The application by Sept. 21 drew petitions to the NRC for intervention and adjudicatory hearings from Curium, a London-based nuclear medicine company that operates from St. Louis in the United States; NorthStar Medical Radioisotopes, a medical isotope company based in Beloit, Wisc.; the nongovernmental Nuclear Threat Initiative; and Alan Kuperman, founding coordinator of the University of Texas Nuclear Proliferation Prevention Project.

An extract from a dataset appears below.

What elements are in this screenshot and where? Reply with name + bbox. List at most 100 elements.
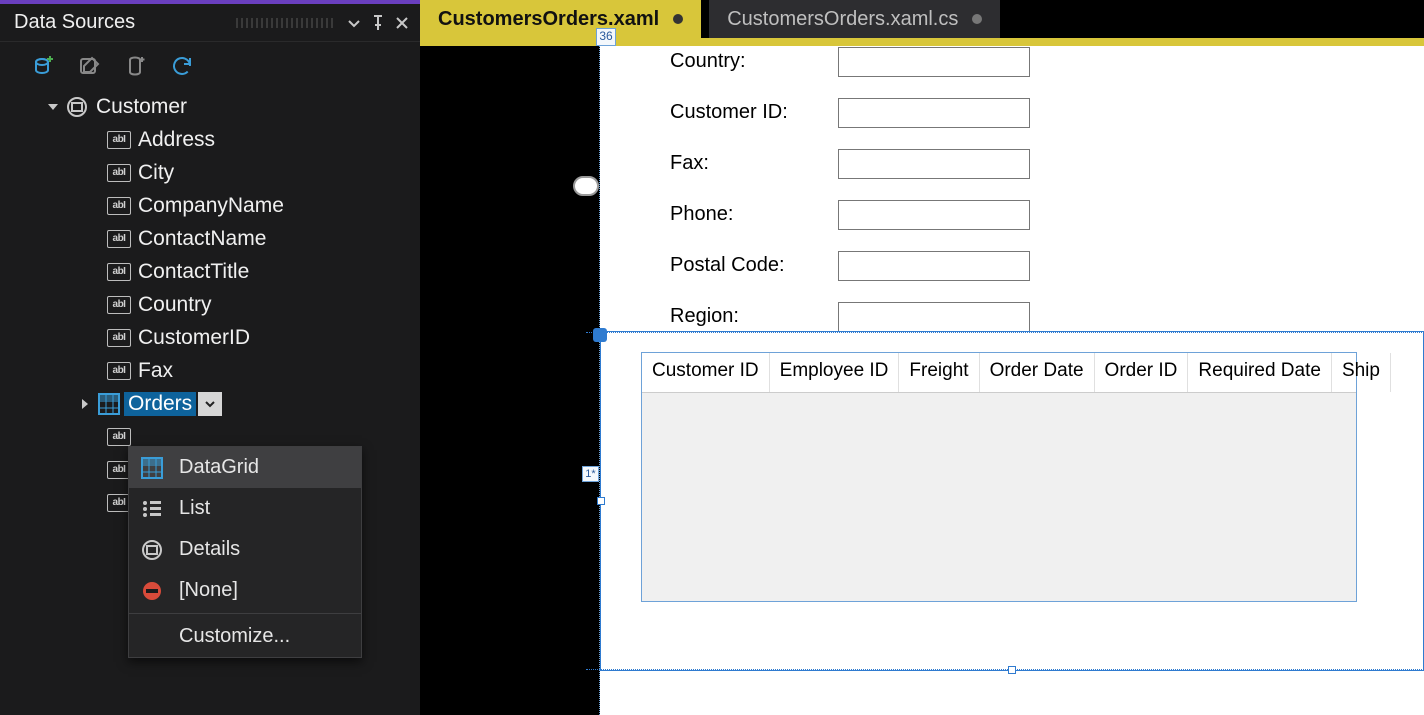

The petitions highlighted the potential proliferation dangers of exporting highly enriched uranium to foreign countries even as other companies have made the costly switch to using low-enriched uranium in their production processes. With NRC approval, the petitioners would argue their cases at an adjudicatory hearing.
The Energy Department missed the Oct. 21 deadline to respond to any of the petitions, Curium said in its motion last week.
Given the agency’s “intentional decision not to participate in the Nuclear Regulatory Commission hearing process” to defend the license application, Curium said it “respectfully requests that the Commission issue an order for DOE to show cause as to why its Application should not be terminated, or in the alternative, admit the unopposed petitions to intervene in this proceeding.”
In a statement Friday, the NNSA said “The Nuclear Regulatory Commission’s review of the license application for the National Institute for Radioelements in Belgium (IRE) is proceeding according to the normal process. DOE/NNSA and the interagency cannot comment further at this time, given the nature of that process.”